The return of 26 Chinese military aircraft near Taiwan on 15 March 2026 was not a resumption of business as usual. It was the second half of a deliberate signal: Beijing can dial pressure off and back on at will, and the unprecedented two-week lull that preceded it was never an operational gap. Taiwan, the United States, and regional watchers are left to read what that calibration means ahead of a planned Trump–Xi summit.
The Pause Was a Signal, Not an Accident
Taiwan’s defence ministry reported that from 27 February to around 5 March 2026, no Chinese military planes crossed the median line between the mainland and the island—the longest such pause since Taiwan began releasing daily data. Then, on 15 March, 26 Chinese military aircraft were detected around Taiwan, with 16 entering the northern, central, and southwestern Air Defence Identification Zone, and seven naval ships operating in the area. According to reporting by the Associated Press and Reuters, the swing from silence to surge caught analysts’ attention precisely because it was so abrupt.
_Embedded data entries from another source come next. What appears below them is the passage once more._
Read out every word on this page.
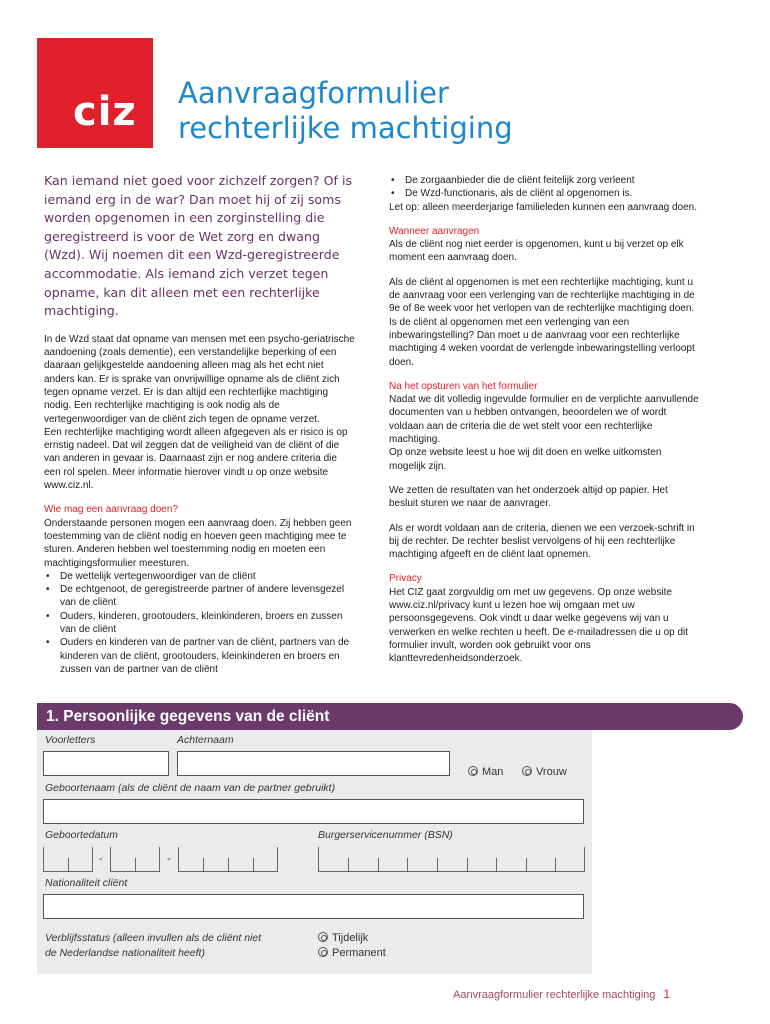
ciz Aanvraagformulier
rechterlijke machtiging

Kan iemand niet goed voor zichzelf zorgen? Of is iemand erg in de war? Dan moet hij of zij soms worden opgenomen in een zorginstelling die geregistreerd is voor de Wet zorg en dwang (Wzd). Wij noemen dit een Wzd-geregistreerde accommodatie. Als iemand zich verzet tegen opname, kan dit alleen met een rechterlijke machtiging.

In de Wzd staat dat opname van mensen met een psycho-geriatrische aandoening (zoals dementie), een verstandelijke beperking of een daaraan gelijkgestelde aandoening alleen mag als het echt niet anders kan. Er is sprake van onvrijwillige opname als de cliënt zich tegen opname verzet. Er is dan altijd een rechterlijke machtiging nodig. Een rechterlijke machtiging is ook nodig als de vertegenwoordiger van de cliënt zich tegen de opname verzet.

Een rechterlijke machtiging wordt alleen afgegeven als er risico is op ernstig nadeel. Dat wil zeggen dat de veiligheid van de cliënt of die van anderen in gevaar is. Daarnaast zijn er nog andere criteria die een rol spelen. Meer informatie hierover vindt u op onze website www.ciz.nl.

Wie mag een aanvraag doen?

Onderstaande personen mogen een aanvraag doen. Zij hebben geen toestemming van de cliënt nodig en hoeven geen machtiging mee te sturen. Anderen hebben wel toestemming nodig en moeten een machtigingsformulier meesturen.

• De wettelijk vertegenwoordiger van de cliënt
• De echtgenoot, de geregistreerde partner of andere levensgezel van de cliënt
• Ouders, kinderen, grootouders, kleinkinderen, broers en zussen van de cliënt
• Ouders en kinderen van de partner van de cliënt, partners van de kinderen van de cliënt, grootouders, kleinkinderen en broers en zussen van de partner van de cliënt
• De zorgaanbieder die de cliënt feitelijk zorg verleent
• De Wzd-functionaris, als de cliënt al opgenomen is.

Let op: alleen meerderjarige familieleden kunnen een aanvraag doen.

Wanneer aanvragen

Als de cliënt nog niet eerder is opgenomen, kunt u bij verzet op elk moment een aanvraag doen.

Als de cliënt al opgenomen is met een rechterlijke machtiging, kunt u de aanvraag voor een verlenging van de rechterlijke machtiging in de 9e of 8e week voor het verlopen van de rechterlijke machtiging doen.

Is de cliënt al opgenomen met een verlenging van een inbewaringstelling? Dan moet u de aanvraag voor een rechterlijke machtiging 4 weken voordat de verlengde inbewaringstelling verloopt doen.

Na het opsturen van het formulier

Nadat we dit volledig ingevulde formulier en de verplichte aanvullende documenten van u hebben ontvangen, beoordelen we of wordt voldaan aan de criteria die de wet stelt voor een rechterlijke machtiging.

Op onze website leest u hoe wij dit doen en welke uitkomsten mogelijk zijn.

We zetten de resultaten van het onderzoek altijd op papier. Het besluit sturen we naar de aanvrager.

Als er wordt voldaan aan de criteria, dienen we een verzoek-schrift in bij de rechter. De rechter beslist vervolgens of hij een rechterlijke machtiging afgeeft en de cliënt laat opnemen.

Privacy

Het CIZ gaat zorgvuldig om met uw gegevens. Op onze website www.ciz.nl/privacy kunt u lezen hoe wij omgaan met uw persoonsgegevens. Ook vindt u daar welke gegevens wij van u verwerken en welke rechten u heeft. De e-mailadressen die u op dit formulier invult, worden ook gebruikt voor ons klanttevredenheidsonderzoek.

1. Persoonlijke gegevens van de cliënt
Voorletters	Achternaam
Man	Vrouw
Geboortenaam (als de cliënt de naam van de partner gebruikt)
Geboortedatum	Burgerservicenummer (BSN)
-	-
Nationaliteit cliënt
Verblijfsstatus (alleen invullen als de cliënt niet de Nederlandse nationaliteit heeft)
Tijdelijk
Permanent
Aanvraagformulier rechterlijke machtiging 1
Politico’s coverage of the same day highlighted the scale of the re-engagement. The timing was no coincidence. China’s annual legislature meeting (the Two Sessions) had concluded; a planned visit by U.S. President Donald Trump to China, reported for 31 March to 2 April 2026, was approaching. As Reuters reported on 5 March, Taiwanese officials had already suggested that the earlier drop in flights might reflect Beijing trying to create a “false impression” of de-escalation before the Trump–Xi meeting. The sudden return of large-scale flights, then, completes the message: we chose to pause, and we chose to resume.
Washington and Taipei Read the Same Pattern
Taiwan’s Defence Minister Wellington Koo had warned during the lull that Chinese naval vessels remained active in nearby waters and that the threat had not diminished. That assessment was borne out when aircraft activity returned. The Pentagon and regional allies have long treated Chinese military activity around Taiwan as both a capability test and a political signal. The 2026 pause-and-surge pattern fits that reading: Beijing was not forced to stand down by capacity limits or internal chaos; it was managing the tempo to suit its diplomatic calendar while keeping Taipei and Washington off balance.
In February 2026, Taiwan detected only 190 Chinese military aircraft entering its ADIZ—the lowest monthly count since detailed reporting began in 2022, according to Reuters. The same month, Chinese military flights around Taiwan fell sharply, with the Trump–Xi meeting cited by analysts as a possible factor. When the flights came back in mid-March, the narrative that China was “easing” pressure collapsed. The narrative that Beijing was in control of escalation and messaging did not.
No One Believes the Pause Was Inadvertent
CNN reported in March 2026 that for nearly two weeks Chinese fighter jets had stopped buzzing Taiwan and that no one seemed to know why. That uncertainty itself was telling. Alternative explanations—pilot rest cycles, maintenance, the Two Sessions, or disruption from China’s military corruption purge—could not alone explain the length and consistency of the gap. Politico’s framing of the 15 March surge as a return to “large-scale” presence after an “unusual” absence reinforced the view that the lull was strategic. Taiwan’s government has repeatedly rejected Beijing’s sovereignty claims and stated that only Taiwan’s people can decide the island’s future; the resumption of flights was a reminder that the PLA can impose cost at any time without needing to justify the rhythm to outsiders.
What the Resumption Proves About Readiness
Expert analysis has consistently argued that China’s military activity around Taiwan is better understood as systematic rehearsal and readiness-building than as ad hoc retaliation for individual political events. The Strategist and RealClearDefense have both carried assessments that the People’s Liberation Army is “seriously rehearsing” around Taiwan rather than merely “signalling.” The 10-day pause did not contradict that. It showed that Beijing can turn the tap off and on without losing operational coherence—and that when it turns it back on, the scale (26 aircraft, multiple ships) is ready at short notice.
What This Actually Means
The 10-day pause was not a mistake, a technical glitch, or a sign that Beijing had lost the ability to project force. It was a calibrated move to shape the story ahead of the Trump–Xi meeting, and the surge that followed was the reminder that the pause was voluntary. For Taipei, the lesson is that China can impose a new “normal” of intermittent high-intensity presence. For Washington, the lesson is that any short-term reduction in flights is reversible the moment Beijing decides. The message was clear: we control escalation; we are not reacting to your timeline.
How Does China Use Flights Around Taiwan as a Tool?
China does not recognise Taiwan’s sovereignty and has long used military and paramilitary activity in the Strait and ADIZ as a way to pressure Taipei and signal resolve to the United States. Flights and naval patrols can be increased around key political dates (e.g. Taiwan’s elections, U.S. visits) or scaled back when Beijing wants to avoid a crisis spike—for example, ahead of a high-level U.S.–China summit. The 2026 pause and surge fit that pattern: a temporary reduction in air incursions, followed by a sharp return to large-scale operations to show that the reduction was tactical, not permanent.